Despite the “disappointing” iPhone numbers (iPhone sales netted $33 billion in revenue), Apple still saw a 17% uptick in revenue totaling $64 billion, closing out the year with $118 billion or $17 billion in growth. If you’re wondering how Apple managed to pull this bit of accounting magic the answer is simple – iPhone sales being down will matter less and less in 2020 and beyond.

One of the main reasons that Apple is less reliant on iPhone sales has been its success with Wearables. In Q4, Apple posted $6.4 billion in revenue coming from their wearables and home accessories product category – a category that includes not just the Apple Watch but Apple AirPods as well. The real news here is that Apple has found a hit product category that will keep people coming back for more and it isn’t the iPhone for a change.

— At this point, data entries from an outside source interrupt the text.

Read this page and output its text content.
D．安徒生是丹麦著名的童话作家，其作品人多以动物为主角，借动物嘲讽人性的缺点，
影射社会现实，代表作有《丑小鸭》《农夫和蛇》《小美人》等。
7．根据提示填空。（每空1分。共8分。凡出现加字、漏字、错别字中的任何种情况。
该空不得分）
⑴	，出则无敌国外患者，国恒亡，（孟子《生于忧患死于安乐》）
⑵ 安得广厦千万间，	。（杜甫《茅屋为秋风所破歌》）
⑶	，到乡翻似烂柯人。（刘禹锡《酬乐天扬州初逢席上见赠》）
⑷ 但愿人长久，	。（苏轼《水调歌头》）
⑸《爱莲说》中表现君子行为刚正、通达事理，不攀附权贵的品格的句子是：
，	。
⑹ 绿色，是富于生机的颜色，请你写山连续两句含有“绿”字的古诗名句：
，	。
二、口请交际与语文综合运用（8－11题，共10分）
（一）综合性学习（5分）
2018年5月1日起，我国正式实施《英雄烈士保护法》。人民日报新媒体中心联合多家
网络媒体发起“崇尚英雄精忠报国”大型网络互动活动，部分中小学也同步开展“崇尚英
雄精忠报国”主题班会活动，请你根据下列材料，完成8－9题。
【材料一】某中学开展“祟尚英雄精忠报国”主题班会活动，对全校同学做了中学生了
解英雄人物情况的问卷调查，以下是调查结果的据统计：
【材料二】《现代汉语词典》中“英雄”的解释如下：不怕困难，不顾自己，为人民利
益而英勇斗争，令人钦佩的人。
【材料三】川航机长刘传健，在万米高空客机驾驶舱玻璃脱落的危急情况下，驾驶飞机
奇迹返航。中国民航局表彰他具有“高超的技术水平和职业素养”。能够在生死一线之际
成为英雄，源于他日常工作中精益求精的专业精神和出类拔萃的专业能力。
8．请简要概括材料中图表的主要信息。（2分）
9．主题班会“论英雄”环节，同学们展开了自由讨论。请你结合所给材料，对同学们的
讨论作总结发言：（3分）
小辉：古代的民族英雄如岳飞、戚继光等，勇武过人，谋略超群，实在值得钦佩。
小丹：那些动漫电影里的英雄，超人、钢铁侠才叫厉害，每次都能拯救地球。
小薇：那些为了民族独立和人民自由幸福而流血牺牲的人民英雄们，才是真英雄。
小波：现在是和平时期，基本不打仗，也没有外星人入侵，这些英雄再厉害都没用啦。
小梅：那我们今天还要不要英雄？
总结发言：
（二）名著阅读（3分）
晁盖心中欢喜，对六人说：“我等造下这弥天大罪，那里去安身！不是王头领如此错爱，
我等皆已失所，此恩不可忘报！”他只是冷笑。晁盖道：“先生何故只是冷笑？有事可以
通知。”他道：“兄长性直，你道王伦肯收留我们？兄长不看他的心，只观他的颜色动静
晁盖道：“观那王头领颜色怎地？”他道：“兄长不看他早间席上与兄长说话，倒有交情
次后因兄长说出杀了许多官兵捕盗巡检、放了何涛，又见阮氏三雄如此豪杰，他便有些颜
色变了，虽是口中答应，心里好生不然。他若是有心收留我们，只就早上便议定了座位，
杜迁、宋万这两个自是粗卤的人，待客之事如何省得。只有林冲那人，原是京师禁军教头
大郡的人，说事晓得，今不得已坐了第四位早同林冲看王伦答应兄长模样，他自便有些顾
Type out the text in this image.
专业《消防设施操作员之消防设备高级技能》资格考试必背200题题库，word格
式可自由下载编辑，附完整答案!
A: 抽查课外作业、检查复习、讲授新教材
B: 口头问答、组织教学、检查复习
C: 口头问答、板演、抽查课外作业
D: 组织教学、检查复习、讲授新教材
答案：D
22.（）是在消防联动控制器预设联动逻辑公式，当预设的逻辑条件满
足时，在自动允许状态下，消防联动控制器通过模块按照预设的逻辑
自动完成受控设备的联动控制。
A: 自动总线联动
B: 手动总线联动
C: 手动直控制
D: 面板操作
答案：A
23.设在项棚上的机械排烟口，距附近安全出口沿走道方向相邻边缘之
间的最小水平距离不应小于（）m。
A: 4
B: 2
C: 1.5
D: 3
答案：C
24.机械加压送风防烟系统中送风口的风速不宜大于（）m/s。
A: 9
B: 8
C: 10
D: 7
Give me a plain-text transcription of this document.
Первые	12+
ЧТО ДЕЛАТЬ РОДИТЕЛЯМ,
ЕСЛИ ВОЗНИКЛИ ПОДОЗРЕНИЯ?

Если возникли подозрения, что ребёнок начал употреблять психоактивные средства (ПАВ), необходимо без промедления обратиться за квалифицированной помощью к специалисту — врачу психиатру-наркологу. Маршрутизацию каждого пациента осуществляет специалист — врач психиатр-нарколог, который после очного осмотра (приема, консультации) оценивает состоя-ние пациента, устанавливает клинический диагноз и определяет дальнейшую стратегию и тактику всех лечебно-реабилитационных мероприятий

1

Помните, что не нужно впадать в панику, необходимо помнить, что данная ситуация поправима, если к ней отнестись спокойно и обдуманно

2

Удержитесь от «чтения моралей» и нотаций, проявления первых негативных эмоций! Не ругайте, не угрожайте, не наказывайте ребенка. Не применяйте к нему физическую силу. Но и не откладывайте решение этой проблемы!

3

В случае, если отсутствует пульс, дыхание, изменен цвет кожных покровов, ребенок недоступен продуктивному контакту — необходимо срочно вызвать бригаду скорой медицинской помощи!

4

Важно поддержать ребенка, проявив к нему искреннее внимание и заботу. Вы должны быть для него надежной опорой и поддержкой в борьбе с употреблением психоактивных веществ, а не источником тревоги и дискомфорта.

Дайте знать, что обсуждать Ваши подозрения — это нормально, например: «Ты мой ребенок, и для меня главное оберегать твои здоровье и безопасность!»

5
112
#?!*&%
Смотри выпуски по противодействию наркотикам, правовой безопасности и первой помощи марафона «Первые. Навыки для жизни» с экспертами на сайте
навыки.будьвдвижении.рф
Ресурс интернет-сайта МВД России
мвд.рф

Services, Services, Services

The biggest piece of insight this past quarter’s earnings call provides is the pivot to services from what’s been a product-oriented company. Apple’s September event highlighted the iPhone but made very clear that the iPhone was simply a delivery method for their actual product – Subscription Services. With Apple Arcade and Apple TV+ joining Apple Music, Apple is positioning itself as a serious distribution network for content. So much so, that in Q4, services amassed to nearly 20% of their total quarterly revenue.

The iPhone No Longer Matters And That’s Okay

For the layperson, the yearly iPhone release will still get us amped and checking social media for all the hot takes. For investors, the iPhone will matter less and less as Apple signals that its long term interests are in repeat revenue in subscription services and a not so subtle hint that it may be entering the health and wellness sector. In fact, there are only two companies today that can make a serious push into the space with both the amount of capital needed as well as positive public perception on their handling of customer privacy. As the tech space begins to move away from devices, Apple’s future is looking bright – with or without a new handset.